We sit around the campfire awaiting the break in the heavy clouds that might allow us a glimpse of the darkening sun, a chance to see this eclipse before the sun settles behind the mountain to our west.

You’ve got to have a sense of humor.  How else can we make it through this thing called life?  And for those of us lacking the ability to crack jokes, may we be lucky enough to have a husband and son willing and able to share theirs freely.  A balancing act.  What we don’t have ourselves, we learn to enjoy from others.

They’ve got their welding helmets on, worn as comfortably as ball caps, only they look more like Tin Men or something sort of medieval and evil. They are ready to look at the blinding sun, if it were bold enough to bust through the clouds.  They are confident it will happen.

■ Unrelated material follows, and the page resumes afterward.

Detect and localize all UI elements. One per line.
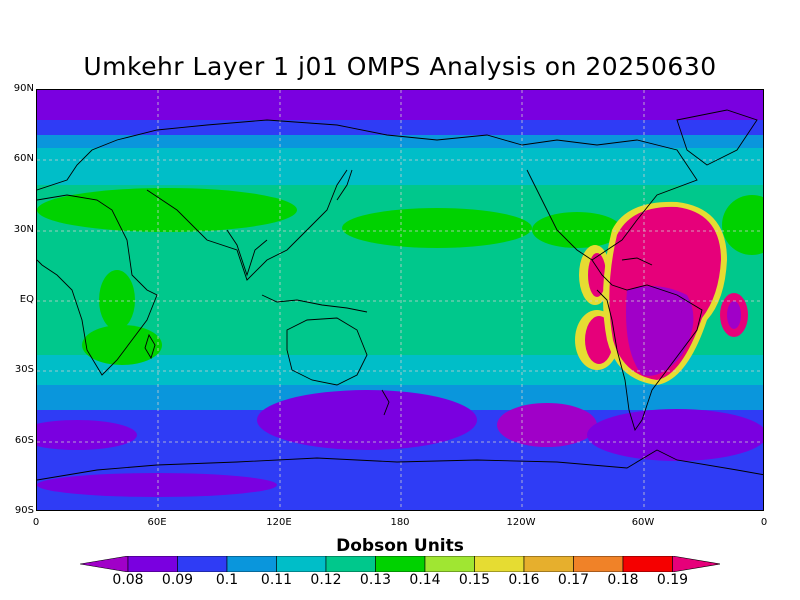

There are two small holes in the cloud covered sky that give us hope.  Pin pricks perhaps into the view of the great abyss.  But sometimes, that’s all it takes.  You gotta have hope.  You gotta believe it’s possible.  You gotta be ready, just in case.  And in the mean while, you might as well have some fun, because what you’re waiting for may never come, but the rest of life isn’t too bad either.

Lo and behold.  Moments before the sun drops behind the mountain for the evening, one of those pin prick openings in the cloud cover widens, opens just enough to reveal the sun with a big dark circle missing from its fiery face.

And then it drops, the clouds continue to open, the sky clears and the evening around the campfire becomes just another beautiful night in paradise.